Talk about Jewish guilt. Steven Heller, former art director for the New York Times for more than 33 years, is obsessed with swastikas. The irony is not lost on him. His grandmother’s family perished in Auschwitz.
As a child of the 1960s, “I developed a healthy hatred for Nazis,” he wrote recently on Salon.com. “Yet I continued to be engrossed (perhaps even awestruck) by their regalia, especially the swastika.”
His fascination with the swastika as design is so strong, he researched it endlessly in an attempt to work through this personal paradox.
“As a designer I have long been fascinated by the unmitigated power of the swastika. Yet as a Jew I am embarrassed by my fascination. This paradox is one reason why I wrote the book “The Swastika: A Symbol Beyond Redemption?” Though working on it did not resolve my conflict. Indeed I have become even more obsessed with the symbol — more drawn to yet repulsed by it.”

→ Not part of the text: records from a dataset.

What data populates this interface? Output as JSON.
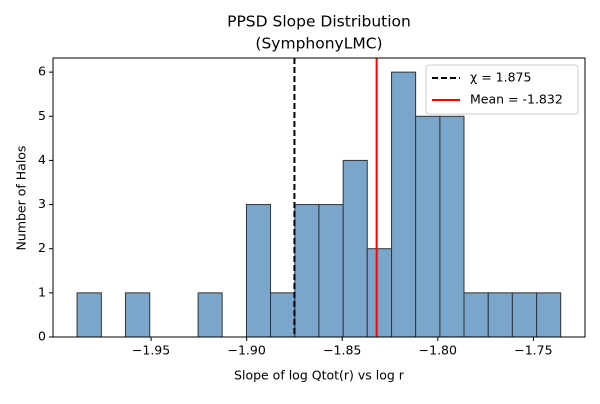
{
  "chart_data": {
    "type": "histogram",
    "title": "PPSD Slope Distribution",
    "subtitle": "(SymphonyLMC)",
    "xlabel": "Slope of log Qtot(r) vs log r",
    "ylabel": "Number of Halos",
    "bins": [
      -1.9887,
      -1.976,
      -1.9634,
      -1.9507,
      -1.9381,
      -1.9254,
      -1.9128,
      -1.9001,
      -1.8875,
      -1.8748,
      -1.8622,
      -1.8495,
      -1.8369,
      -1.8242,
      -1.8116,
      -1.7989,
      -1.7863,
      -1.7736,
      -1.761,
      -1.7483,
      -1.7357
    ],
    "values": [
      1,
      0,
      1,
      0,
      0,
      1,
      0,
      3,
      1,
      3,
      3,
      4,
      2,
      6,
      5,
      5,
      1,
      1,
      1,
      1
    ],
    "color": "#7aa6cc",
    "edgecolor": "#333333",
    "xlim": [
      -2.0013,
      -1.723
    ],
    "ylim": [
      0,
      6.32
    ],
    "xticks": [
      {
        "value": -1.95,
        "label": "−1.95"
      },
      {
        "value": -1.9,
        "label": "−1.90"
      },
      {
        "value": -1.85,
        "label": "−1.85"
      },
      {
        "value": -1.8,
        "label": "−1.80"
      },
      {
        "value": -1.75,
        "label": "−1.75"
      }
    ],
    "yticks": [
      0,
      1,
      2,
      3,
      4,
      5,
      6
    ],
    "vlines": [
      {
        "name": "χ = 1.875",
        "value": -1.875,
        "color": "#000000",
        "dashed": true
      },
      {
        "name": "Mean = -1.832",
        "value": -1.832,
        "color": "#ff0000",
        "dashed": false
      }
    ],
    "legend": "upper right"
  }
}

Yes it was co-opted by the Nazis and turned into a symbol of hatred when its origins are more benign and spiritual.
As one commenter wrote, “It is ironic that how a symbol has come to represent evil yet the word itself means the opposite: su + asti + a means good + being +(intensifier) in Sanskrit.” [ed. note: this comment is from the same article but posted on his Daily Heller blog on Imprint.]
For me, personally, it will always be a “portal of evil,” as Heller so perfectly describes. But I can’t begrudge him his guilty obsession. We all have our own white whales to chase.